##Let's go step by step through the procedure of quantizing a model using the llama.cpp tool.
##    In this tutorial, we'll be applying quantization to the "google/gemma-2b-it" model.

#### First check ur model supports or not - https://github.com/ggerganov/llama.cpp

**1) First, we need to clone the llama.cpp repository and install the necessary requirements:**

In [None]:
!git clone https://github.com/ggerganov/llama.cpp

**2) This command clones the llama.cpp repository and compiles the necessary binaries with CUDA support for GPU acceleration. It also installs Python dependencies required for the process.**

In [1]:
!cd llama.cpp && LLAMA_CUBLAS=1 make && pip install -r requirements.txt

**3) we will download the model from Hugging Face Hub using the snapshot_download**

In [2]:
from huggingface_hub import snapshot_download

model_name = "mirajbhandari/gemma-2b-it_yungri_final"
base_model = "./original_model/"
snapshot_download(repo_id=model_name, local_dir=base_model, local_dir_use_symlinks=False)

**4) First, we need to make the model compatible with llama.cpp by converting it to a format called "gguf." We'll also choose a precision level (like f16 for half-precision floating point) and specify where to save the converted file.**

#### Choosing a lower precision level, such as 8-bit or 4-bit, can potentially reduce the performance of the model.

In [3]:
!mkdir ./quantized_model/
!python llama.cpp/convert-hf-to-gguf.py ./original_model/ --outtype f16 --outfile ./quantized_model/FP16.gguf

**5) we're using a quantization method called q4_k_m, which is specified in the methods list.

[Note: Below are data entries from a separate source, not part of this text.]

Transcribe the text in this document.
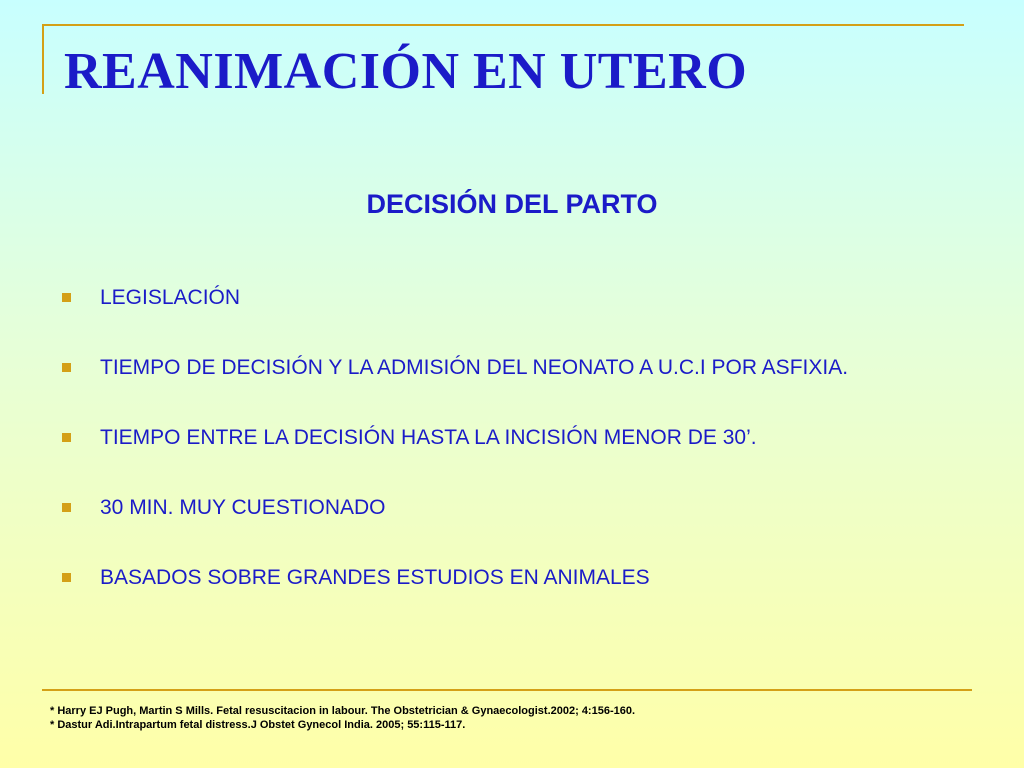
REANIMACIÓN EN UTERO
DECISIÓN DEL PARTO
LEGISLACIÓN
TIEMPO DE DECISIÓN Y LA ADMISIÓN DEL NEONATO A U.C.I POR ASFIXIA.
TIEMPO ENTRE LA DECISIÓN HASTA LA INCISIÓN MENOR DE 30’.
30 MIN. MUY CUESTIONADO
BASADOS SOBRE GRANDES ESTUDIOS EN ANIMALES
* Harry EJ Pugh, Martin S Mills. Fetal resuscitacion in labour. The Obstetrician & Gynaecologist.2002; 4:156-160.
* Dastur Adi.Intrapartum fetal distress.J Obstet Gynecol India. 2005; 55:115-117.
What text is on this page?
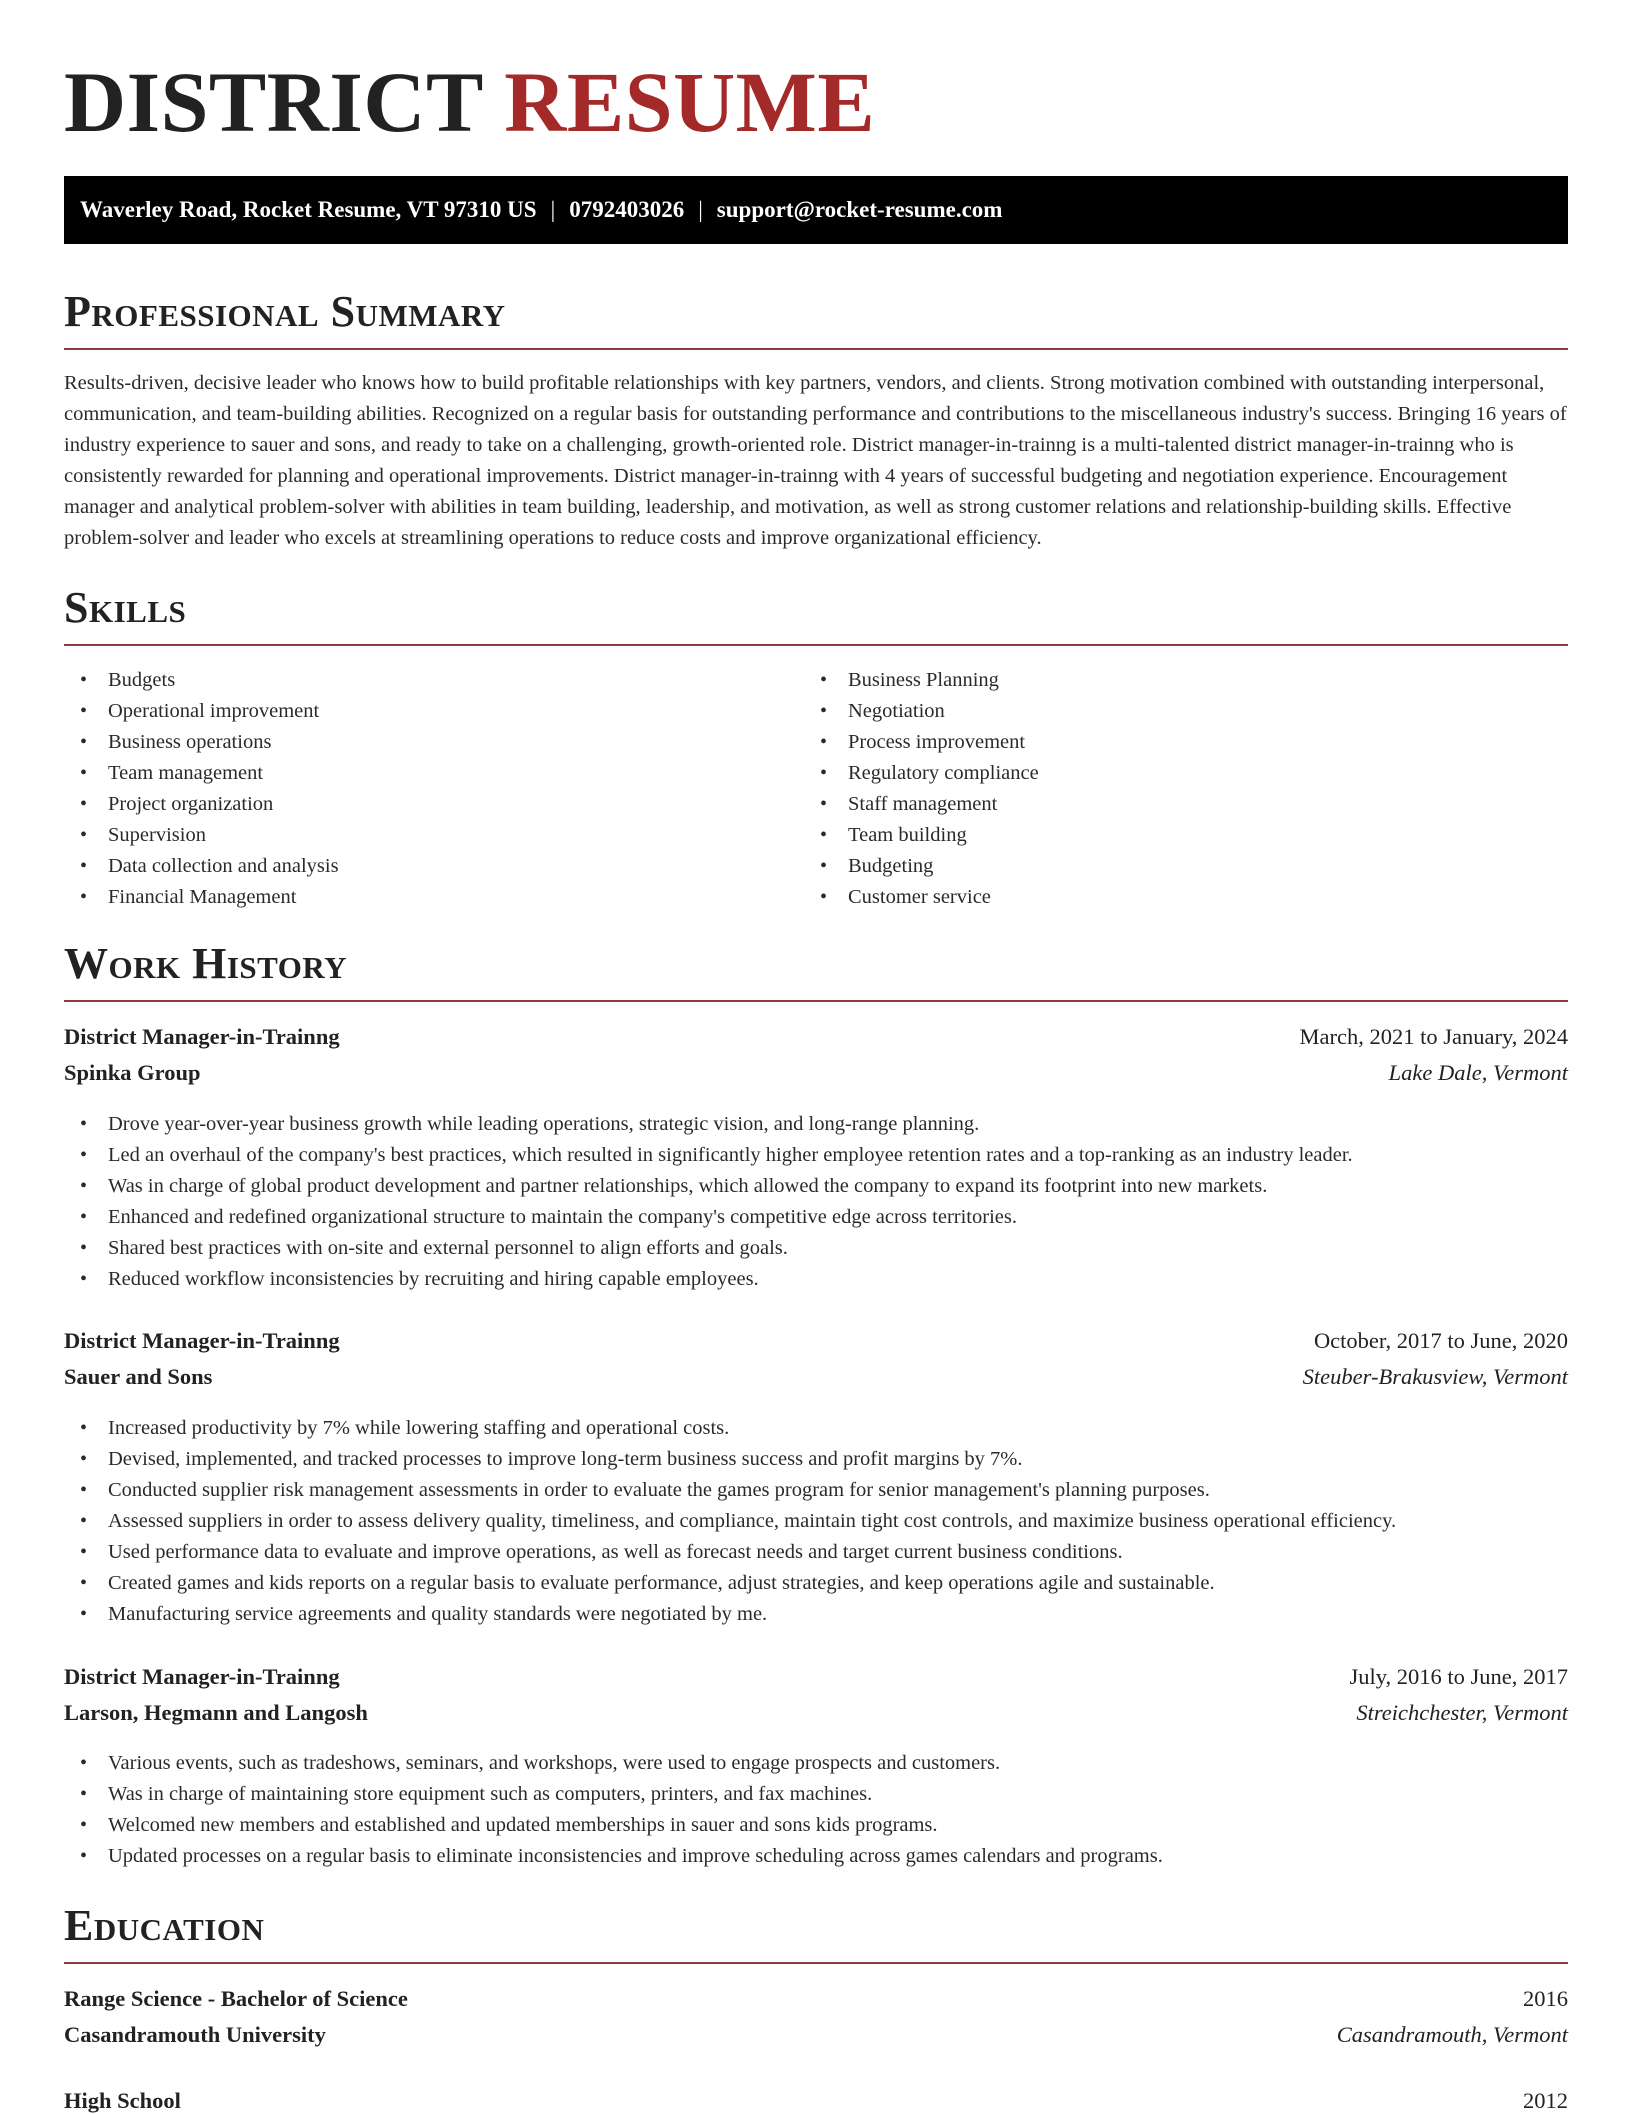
DISTRICT RESUME
Waverley Road, Rocket Resume, VT 97310 US | 0792403026 | support@rocket-resume.com
Professional Summary

Results-driven, decisive leader who knows how to build profitable relationships with key partners, vendors, and clients. Strong motivation combined with outstanding interpersonal, communication, and team-building abilities. Recognized on a regular basis for outstanding performance and contributions to the miscellaneous industry's success. Bringing 16 years of industry experience to sauer and sons, and ready to take on a challenging, growth-oriented role. District manager-in-trainng is a multi-talented district manager-in-trainng who is consistently rewarded for planning and operational improvements. District manager-in-trainng with 4 years of successful budgeting and negotiation experience. Encouragement manager and analytical problem-solver with abilities in team building, leadership, and motivation, as well as strong customer relations and relationship-building skills. Effective problem-solver and leader who excels at streamlining operations to reduce costs and improve organizational efficiency.

Skills
• Budgets
• Operational improvement
• Business operations
• Team management
• Project organization
• Supervision
• Data collection and analysis
• Financial Management
• Business Planning
• Negotiation
• Process improvement
• Regulatory compliance
• Staff management
• Team building
• Budgeting
• Customer service
Work History
District Manager-in-Trainng	March, 2021 to January, 2024
Spinka Group	Lake Dale, Vermont
• Drove year-over-year business growth while leading operations, strategic vision, and long-range planning.
• Led an overhaul of the company's best practices, which resulted in significantly higher employee retention rates and a top-ranking as an industry leader.
• Was in charge of global product development and partner relationships, which allowed the company to expand its footprint into new markets.
• Enhanced and redefined organizational structure to maintain the company's competitive edge across territories.
• Shared best practices with on-site and external personnel to align efforts and goals.
• Reduced workflow inconsistencies by recruiting and hiring capable employees.
District Manager-in-Trainng	October, 2017 to June, 2020
Sauer and Sons	Steuber-Brakusview, Vermont
• Increased productivity by 7% while lowering staffing and operational costs.
• Devised, implemented, and tracked processes to improve long-term business success and profit margins by 7%.
• Conducted supplier risk management assessments in order to evaluate the games program for senior management's planning purposes.
• Assessed suppliers in order to assess delivery quality, timeliness, and compliance, maintain tight cost controls, and maximize business operational efficiency.
• Used performance data to evaluate and improve operations, as well as forecast needs and target current business conditions.
• Created games and kids reports on a regular basis to evaluate performance, adjust strategies, and keep operations agile and sustainable.
• Manufacturing service agreements and quality standards were negotiated by me.
District Manager-in-Trainng	July, 2016 to June, 2017
Larson, Hegmann and Langosh	Streichchester, Vermont
• Various events, such as tradeshows, seminars, and workshops, were used to engage prospects and customers.
• Was in charge of maintaining store equipment such as computers, printers, and fax machines.
• Welcomed new members and established and updated memberships in sauer and sons kids programs.
• Updated processes on a regular basis to eliminate inconsistencies and improve scheduling across games calendars and programs.
Education
Range Science - Bachelor of Science	2016
Casandramouth University	Casandramouth, Vermont
High School	2012
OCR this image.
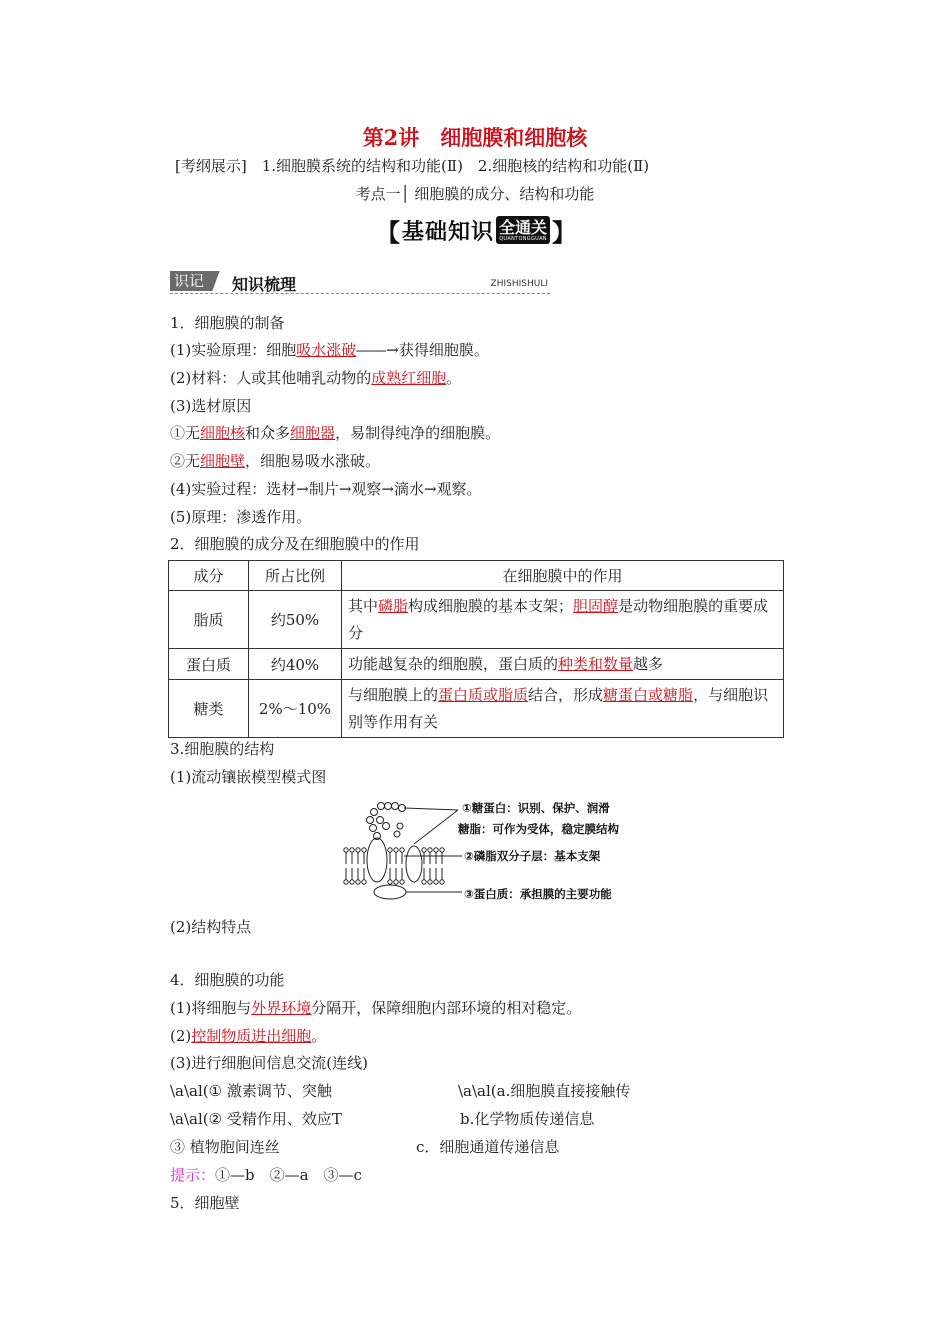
第2讲　细胞膜和细胞核
[考纲展示]　1.细胞膜系统的结构和功能(Ⅱ)　2.细胞核的结构和功能(Ⅱ)
考点一│ 细胞膜的成分、结构和功能
【 基础知识 全通关
QUANTONGGUAN 】
识记	知识梳理	ZHISHISHULI
1．细胞膜的制备
(1)实验原理：细胞吸水涨破――→获得细胞膜。
(2)材料：人或其他哺乳动物的成熟红细胞。
(3)选材原因
①无细胞核和众多细胞器，易制得纯净的细胞膜。
②无细胞壁，细胞易吸水涨破。
(4)实验过程：选材→制片→观察→滴水→观察。
(5)原理：渗透作用。
2．细胞膜的成分及在细胞膜中的作用
成分	所占比例	在细胞膜中的作用
脂质	约50%	其中磷脂构成细胞膜的基本支架；胆固醇是动物细胞膜的重要成分
蛋白质	约40%	功能越复杂的细胞膜，蛋白质的种类和数量越多
糖类	2%～10%	与细胞膜上的蛋白质或脂质结合，形成糖蛋白或糖脂，与细胞识别等作用有关
3.细胞膜的结构
(1)流动镶嵌模型模式图
①糖蛋白：识别、保护、润滑
糖脂：可作为受体，稳定膜结构
②磷脂双分子层：基本支架
③蛋白质：承担膜的主要功能
(2)结构特点
4．细胞膜的功能
(1)将细胞与外界环境分隔开，保障细胞内部环境的相对稳定。
(2)控制物质进出细胞。
(3)进行细胞间信息交流(连线)
\a\al(① 激素调节、突触	\a\al(a.细胞膜直接接触传
\a\al(② 受精作用、效应T	b.化学物质传递信息
③ 植物胞间连丝	c．细胞通道传递信息
提示：①—b　②—a　③—c
5．细胞壁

This method quantizes the model to 4-bit precision with knowledge distillation and mapping techniques for better performance.**

##### for others methods- https://github.com/ggerganov/llama.cpp/pull/1684

`Model--> F16,	Q2_K,	Q3_K_S,	Q3_K_M,	Q3_K_L,	Q4_K_S,	Q4_K_M,	Q5_K_S,	Q5_K_M,	Q6_K`

In [None]:
import os

methods = ["q4_k_m"]
quantized_path = "./quantized_model/"

for m in methods:
    qtype = f"{quantized_path}/{m.upper()}.gguf"
    os.system("./llama.cpp/quantize "+quantized_path+"/FP16.gguf "+qtype+" "+m)

**6) Getting Hugging Face Token**

In [None]:
from google.colab import userdata
os.environ["HF_TOKEN"] = userdata.get('HF_TOKEN')


## Uploading GGUF Model To Hugging Face

In [4]:
from huggingface_hub import HfApi, create_repo, upload_file

model_path = "/content/quantized_model/FP16.gguf"
try:
  repo_name = "gemma-2b-it-GGUF-quantizedd"
  repo_url = create_repo(repo_name, private=False)
except:
  print('The repo already Exists')


api = HfApi()
api.upload_file(
    path_or_fileobj=model_path,
    path_in_repo="Q4_K_M.gguf", # set model name for hugging face
    repo_id="mirajbhandari/gemma-2b-it-GGUF-quantizedd", #change repo name
    repo_type="model",
)